As we start to play with these shapes, we can start to find places where our truth defines more detail.  When I say, “defining more detail through truth” you start to see repeated patterns. You start to see the roundness and the shape of your eye – not what you think is supposed to represent an eye – but you can observe your actual eye.  And you can represent it in the unique shape in which it truly exists.  You might see that perfect little square of reflection that you want to make sure is represented as a matter of detail.  Play with them.  Shape things in.  Move the pencil in your hand.  Use a broader angle.  If perhaps it’s too broad, sharpen the tip.  Give yourself the edge that is required to define the shape that you feel is appropriate, is true.

From here we can feel more comfortable playing with things like detail, light and shade.  If these terms are too overwhelming for you, don’t worry.  Just go back to the truth in what you see.  Start there.  You will realize when you want to go deeper, when you want to “represent” or when you want to create an effect.  This is the process of learning to draw, to play, to have fun.  As you go down rabbit holes you will know when you feel comfortable and when you don’t.  You will know when detail is just enough or too much.  A note on detail: when you start to have some hair, note thatthe hair doesn’t need to be represented strand for strand.  It does not need to be perfect.  Hair takes on a general shape.
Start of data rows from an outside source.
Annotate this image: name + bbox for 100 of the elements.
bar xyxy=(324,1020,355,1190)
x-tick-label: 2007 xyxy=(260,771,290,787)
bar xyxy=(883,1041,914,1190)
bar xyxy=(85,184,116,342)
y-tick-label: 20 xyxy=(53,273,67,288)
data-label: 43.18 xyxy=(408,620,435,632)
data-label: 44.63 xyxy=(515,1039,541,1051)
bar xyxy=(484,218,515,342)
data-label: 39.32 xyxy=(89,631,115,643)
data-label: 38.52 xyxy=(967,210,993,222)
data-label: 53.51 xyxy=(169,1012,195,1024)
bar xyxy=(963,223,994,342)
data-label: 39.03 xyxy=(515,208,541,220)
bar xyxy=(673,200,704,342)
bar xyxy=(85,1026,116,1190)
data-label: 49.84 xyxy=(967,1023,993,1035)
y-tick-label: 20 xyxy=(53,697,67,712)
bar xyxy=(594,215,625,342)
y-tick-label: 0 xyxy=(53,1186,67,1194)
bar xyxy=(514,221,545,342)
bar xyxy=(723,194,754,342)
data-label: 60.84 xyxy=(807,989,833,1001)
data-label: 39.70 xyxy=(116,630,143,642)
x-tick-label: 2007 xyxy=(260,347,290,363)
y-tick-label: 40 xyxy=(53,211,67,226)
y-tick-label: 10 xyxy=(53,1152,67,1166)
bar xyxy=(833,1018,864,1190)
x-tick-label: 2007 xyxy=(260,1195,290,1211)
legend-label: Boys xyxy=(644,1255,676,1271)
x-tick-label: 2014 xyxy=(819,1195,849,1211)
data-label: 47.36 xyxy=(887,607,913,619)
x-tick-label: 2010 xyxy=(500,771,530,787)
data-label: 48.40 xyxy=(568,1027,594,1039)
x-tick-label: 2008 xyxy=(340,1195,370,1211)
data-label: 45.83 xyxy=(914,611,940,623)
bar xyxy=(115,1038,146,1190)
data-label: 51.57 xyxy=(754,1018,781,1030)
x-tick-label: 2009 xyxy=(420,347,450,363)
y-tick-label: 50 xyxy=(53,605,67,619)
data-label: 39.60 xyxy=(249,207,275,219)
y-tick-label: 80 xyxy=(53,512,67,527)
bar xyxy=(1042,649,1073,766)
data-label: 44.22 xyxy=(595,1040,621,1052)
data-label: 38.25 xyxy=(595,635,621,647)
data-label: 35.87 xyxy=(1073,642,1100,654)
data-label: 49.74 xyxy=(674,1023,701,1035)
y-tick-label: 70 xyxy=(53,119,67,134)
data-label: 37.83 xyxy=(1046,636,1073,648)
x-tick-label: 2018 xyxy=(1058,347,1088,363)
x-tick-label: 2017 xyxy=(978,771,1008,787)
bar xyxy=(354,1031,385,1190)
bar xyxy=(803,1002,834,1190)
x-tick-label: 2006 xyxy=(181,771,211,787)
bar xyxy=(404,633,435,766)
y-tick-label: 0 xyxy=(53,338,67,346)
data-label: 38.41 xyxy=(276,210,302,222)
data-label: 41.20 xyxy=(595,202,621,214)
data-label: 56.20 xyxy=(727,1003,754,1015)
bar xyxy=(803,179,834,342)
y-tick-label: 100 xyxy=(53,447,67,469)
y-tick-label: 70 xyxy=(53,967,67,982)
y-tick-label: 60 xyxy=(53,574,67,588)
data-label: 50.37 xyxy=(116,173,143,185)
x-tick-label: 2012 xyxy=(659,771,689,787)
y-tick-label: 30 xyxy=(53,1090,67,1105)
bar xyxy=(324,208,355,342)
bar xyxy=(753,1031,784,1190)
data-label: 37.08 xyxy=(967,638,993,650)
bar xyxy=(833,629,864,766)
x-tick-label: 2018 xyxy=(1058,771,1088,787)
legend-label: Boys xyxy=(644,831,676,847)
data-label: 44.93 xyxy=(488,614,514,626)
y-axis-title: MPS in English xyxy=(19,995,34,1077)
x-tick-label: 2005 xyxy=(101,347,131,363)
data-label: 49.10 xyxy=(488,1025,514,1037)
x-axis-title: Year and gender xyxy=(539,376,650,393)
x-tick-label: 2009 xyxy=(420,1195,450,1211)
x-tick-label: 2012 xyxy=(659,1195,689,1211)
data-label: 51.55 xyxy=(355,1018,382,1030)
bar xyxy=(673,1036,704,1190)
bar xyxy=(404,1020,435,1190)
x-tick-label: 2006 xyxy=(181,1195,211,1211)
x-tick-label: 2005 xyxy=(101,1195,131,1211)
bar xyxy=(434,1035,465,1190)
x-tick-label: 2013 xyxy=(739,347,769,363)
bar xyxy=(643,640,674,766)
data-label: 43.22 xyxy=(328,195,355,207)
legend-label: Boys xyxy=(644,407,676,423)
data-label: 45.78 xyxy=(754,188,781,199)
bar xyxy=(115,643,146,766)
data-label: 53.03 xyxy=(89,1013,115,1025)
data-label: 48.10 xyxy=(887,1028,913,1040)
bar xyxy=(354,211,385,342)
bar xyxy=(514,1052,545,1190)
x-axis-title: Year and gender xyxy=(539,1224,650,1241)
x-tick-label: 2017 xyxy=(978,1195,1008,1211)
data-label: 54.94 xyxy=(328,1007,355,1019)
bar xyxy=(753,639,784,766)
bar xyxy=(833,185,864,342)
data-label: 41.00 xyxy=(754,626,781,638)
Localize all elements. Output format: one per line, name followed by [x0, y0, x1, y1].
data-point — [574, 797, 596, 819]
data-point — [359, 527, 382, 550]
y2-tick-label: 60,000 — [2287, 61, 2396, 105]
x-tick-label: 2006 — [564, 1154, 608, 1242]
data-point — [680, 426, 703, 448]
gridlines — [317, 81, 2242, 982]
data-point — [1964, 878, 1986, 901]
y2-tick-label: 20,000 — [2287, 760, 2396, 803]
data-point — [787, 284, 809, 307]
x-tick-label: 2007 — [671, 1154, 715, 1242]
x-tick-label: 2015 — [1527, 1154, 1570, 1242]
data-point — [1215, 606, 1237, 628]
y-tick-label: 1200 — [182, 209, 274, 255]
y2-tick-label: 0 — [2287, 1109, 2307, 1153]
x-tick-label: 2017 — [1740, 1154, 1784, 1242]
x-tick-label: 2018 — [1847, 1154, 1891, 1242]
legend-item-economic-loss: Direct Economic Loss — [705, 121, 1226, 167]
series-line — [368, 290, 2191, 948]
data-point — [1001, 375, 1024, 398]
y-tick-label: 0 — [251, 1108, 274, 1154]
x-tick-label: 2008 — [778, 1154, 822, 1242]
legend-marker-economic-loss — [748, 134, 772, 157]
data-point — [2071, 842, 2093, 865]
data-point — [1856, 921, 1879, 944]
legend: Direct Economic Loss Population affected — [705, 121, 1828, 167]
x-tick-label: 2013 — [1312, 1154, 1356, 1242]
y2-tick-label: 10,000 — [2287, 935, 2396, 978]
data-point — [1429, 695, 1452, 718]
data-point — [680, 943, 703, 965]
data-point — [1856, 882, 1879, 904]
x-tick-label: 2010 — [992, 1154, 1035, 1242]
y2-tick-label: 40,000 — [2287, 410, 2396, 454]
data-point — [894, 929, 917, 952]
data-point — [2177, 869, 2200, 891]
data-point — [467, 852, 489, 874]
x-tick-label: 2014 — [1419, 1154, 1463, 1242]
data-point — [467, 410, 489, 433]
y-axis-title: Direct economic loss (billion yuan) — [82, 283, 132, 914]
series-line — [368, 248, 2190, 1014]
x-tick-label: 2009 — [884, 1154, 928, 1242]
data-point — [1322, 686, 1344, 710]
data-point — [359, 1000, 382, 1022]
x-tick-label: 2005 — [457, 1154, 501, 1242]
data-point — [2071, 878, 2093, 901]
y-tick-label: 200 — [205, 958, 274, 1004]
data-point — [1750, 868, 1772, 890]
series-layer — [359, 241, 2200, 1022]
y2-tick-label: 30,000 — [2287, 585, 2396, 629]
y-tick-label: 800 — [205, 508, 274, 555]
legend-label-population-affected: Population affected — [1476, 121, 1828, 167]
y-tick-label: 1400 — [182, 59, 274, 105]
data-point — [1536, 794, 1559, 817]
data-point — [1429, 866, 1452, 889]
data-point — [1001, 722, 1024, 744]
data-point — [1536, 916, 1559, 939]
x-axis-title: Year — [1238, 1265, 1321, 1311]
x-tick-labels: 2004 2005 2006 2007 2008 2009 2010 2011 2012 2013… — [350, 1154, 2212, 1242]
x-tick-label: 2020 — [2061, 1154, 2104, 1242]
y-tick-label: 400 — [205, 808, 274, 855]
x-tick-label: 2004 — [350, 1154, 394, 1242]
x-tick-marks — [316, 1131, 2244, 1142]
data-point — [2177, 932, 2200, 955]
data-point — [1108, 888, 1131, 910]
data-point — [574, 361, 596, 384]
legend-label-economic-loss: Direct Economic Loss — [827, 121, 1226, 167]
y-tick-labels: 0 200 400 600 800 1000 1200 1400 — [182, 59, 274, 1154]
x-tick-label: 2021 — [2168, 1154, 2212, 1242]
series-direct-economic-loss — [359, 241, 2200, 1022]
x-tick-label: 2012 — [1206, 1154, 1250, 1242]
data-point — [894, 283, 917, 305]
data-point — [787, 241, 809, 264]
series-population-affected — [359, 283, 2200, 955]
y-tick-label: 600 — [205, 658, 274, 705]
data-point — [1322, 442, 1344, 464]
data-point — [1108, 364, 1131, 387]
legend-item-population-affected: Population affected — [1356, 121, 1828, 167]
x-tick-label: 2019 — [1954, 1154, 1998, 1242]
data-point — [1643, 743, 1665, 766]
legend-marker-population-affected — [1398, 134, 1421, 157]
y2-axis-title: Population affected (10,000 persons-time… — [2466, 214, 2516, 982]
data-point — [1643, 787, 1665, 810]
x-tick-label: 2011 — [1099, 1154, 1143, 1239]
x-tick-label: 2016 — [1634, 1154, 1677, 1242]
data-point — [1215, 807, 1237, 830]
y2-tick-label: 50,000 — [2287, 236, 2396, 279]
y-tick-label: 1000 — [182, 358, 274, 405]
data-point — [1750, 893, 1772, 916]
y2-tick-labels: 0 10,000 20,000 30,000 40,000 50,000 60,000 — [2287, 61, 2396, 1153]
My hair, presently, is shaven.  I have an almost bald head.  More to the point, I have salt and pepper flecked on the top of my scalp. If I were to be insanely meticulous about the detail and I was working on a large enough scale I would dot-for-dot start to represent each follicle of hair – using stippling.  But be conscious of the size of your portrait.  Be conscious of the level of detail that you give the portrait based on the size that you have chosen.  If you are working within two square inches, it would not be appropriate to stipple in my hair. But if I was working on a sheet of paper that is perhaps eighteen by twenty-four inches, and I was filling up the page, then perhaps more detail would be required. Everything is in relation to perspective.  What is it that you are trying to accomplish?  How realistic do you want it to be?  How caricature-ish do you want it to be?  Is it enough to use a simple line, a stroke?  Is it more rewarding to show accuracy?  You as the artist get to decide these things.  You get to define where along the pendulum you want to be represented.  The self portrait that you make now, that you draw today, it may not be the same one that you do a month from now, 6 months from now, 2 years from now. The exercise in and of itself is to become more attuned with that which represents you and also to live presently with that which makes up your being.  Not to try to recreate a two-dimensional image, but to translate a living, breathing subject, an animated being into art – into a piece of work that lives and breathes. When someone views it, they will see in it truth, reflection, introspection, love.  This is the space that I wanted to bring you to.  Now, go.  Have fun.